At various points in the past, other grey skills have been an ordinary part of everyday life for some people. In the rural western US, until the late-middle 20th Century poaching as a component of subsistence living remained common. My father (born 1945) grew up knowing an old man who had all his life bought one box of cartridges a year for his rifle and considered that his “meat budget”. Poaching, successfully, is different from reasonable sport hunting, and is a “skill” which employs means and methods not commonly taught or used in legal hunting, but those skills are often taught and passed on in a community, or provided in that grey area of non-illegality for studying them. Paladin Press, a long contributor to studying various “grey skills” even publishes a book on poaching.

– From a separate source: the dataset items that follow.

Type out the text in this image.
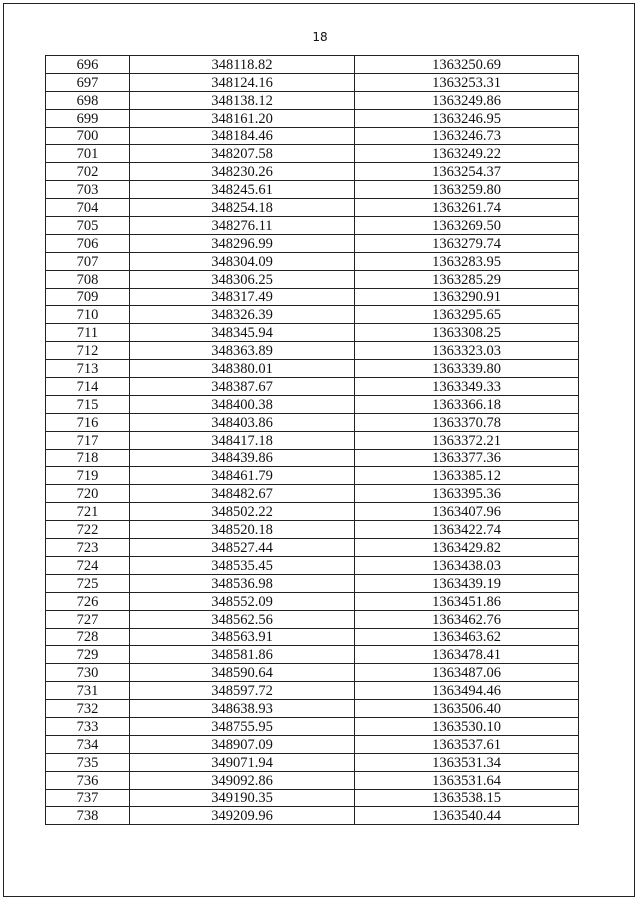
18
696	348118.82	1363250.69
697	348124.16	1363253.31
698	348138.12	1363249.86
699	348161.20	1363246.95
700	348184.46	1363246.73
701	348207.58	1363249.22
702	348230.26	1363254.37
703	348245.61	1363259.80
704	348254.18	1363261.74
705	348276.11	1363269.50
706	348296.99	1363279.74
707	348304.09	1363283.95
708	348306.25	1363285.29
709	348317.49	1363290.91
710	348326.39	1363295.65
711	348345.94	1363308.25
712	348363.89	1363323.03
713	348380.01	1363339.80
714	348387.67	1363349.33
715	348400.38	1363366.18
716	348403.86	1363370.78
717	348417.18	1363372.21
718	348439.86	1363377.36
719	348461.79	1363385.12
720	348482.67	1363395.36
721	348502.22	1363407.96
722	348520.18	1363422.74
723	348527.44	1363429.82
724	348535.45	1363438.03
725	348536.98	1363439.19
726	348552.09	1363451.86
727	348562.56	1363462.76
728	348563.91	1363463.62
729	348581.86	1363478.41
730	348590.64	1363487.06
731	348597.72	1363494.46
732	348638.93	1363506.40
733	348755.95	1363530.10
734	348907.09	1363537.61
735	349071.94	1363531.34
736	349092.86	1363531.64
737	349190.35	1363538.15
738	349209.96	1363540.44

The value of these skills, to the resilient person and within resilient communities, is in filling the gaps left by failed/hollow states and infrastructure breakdowns. Security, medicine/health, fabrication and production – All these things (and more) are increasingly needed to be handled on a local level. Where providers of those skills already exist, they will begin to fill those gaps and new orders of training and replacement will come to bear. However, as many skilled individuals are leaving one area in favor of another, the absence of critical skills could be strongly felt. Particularly in rural areas where people already have to drive hours to access doctors, police officers and medical care.
Traditionally, those rural environments were rife with skilled individuals. Now as more people have retired or moved for other reasons out of the urban environment, less of these skills exist in communities that remain rural. Lots of aerospace engineers and sewage treatment chemists, very few home-spun “doctorinarians”, blacksmiths, farmers, etc. Of those who've moved in, most are accustomed to having immediate access to services such as security/policing and have little or no skills to contribute there either. Those who are long time rural, having grown up or made their life in such places, will be the ones to put it all together in a collapse, or in growing a resilient community ahead of it. The newcomers will have to re-skill or find themselves unable to cooperate and forced to rely on altruism of their neighbors.

Today's Grey Skill may be tomorrows Black (or White), as political/moral climate change, and communities experience the inevitable shake-ups. What the State (or its remains) calls Black, your local community/tribe/family may call White, and vice versa.
Building those Grey Skills and availing yourself of their easy availability now, is probably a wise move. Both to counter restrictions in their availability as a floundering system makes last grasps for control, and to sustain in a world where access to professional services is going to be difficult, but skills will be highly valuable locally.
These skills are only a small part of the skills package that someone needs these days, I think – Looking to Robb's Global Guerrillas again, there's this excellent piece of advice: I'm Young and Need Advice

As a note: These skills are often found in the survivalist movement, but that area lacks the long term vision of more reasoned approaches, and reasoned behaviors (including succeeding and gaining wealth, not merely surviving). I don't think the Russians are going to nuke us into a subsistence living nightmare, nor am I planning for it. I am planning for, and suggesting planning for, rough periods as the economy and governments of the world settle themselves out in the coming years and difficulties - And thriving in those environments. Being able to do, make, provide and trade locally within a resilient community (and secure those activities from those unskilled and forced to resort to strict predation) is the way of the future – It is already the way many are riding out the “recession”, and will continue to be proven out as the model for success as time goes on, I believe. Re-skilling, and returning to a common multi-faceted skill level is an important piece of the puzzle each individual (or each family) should be putting together at this point.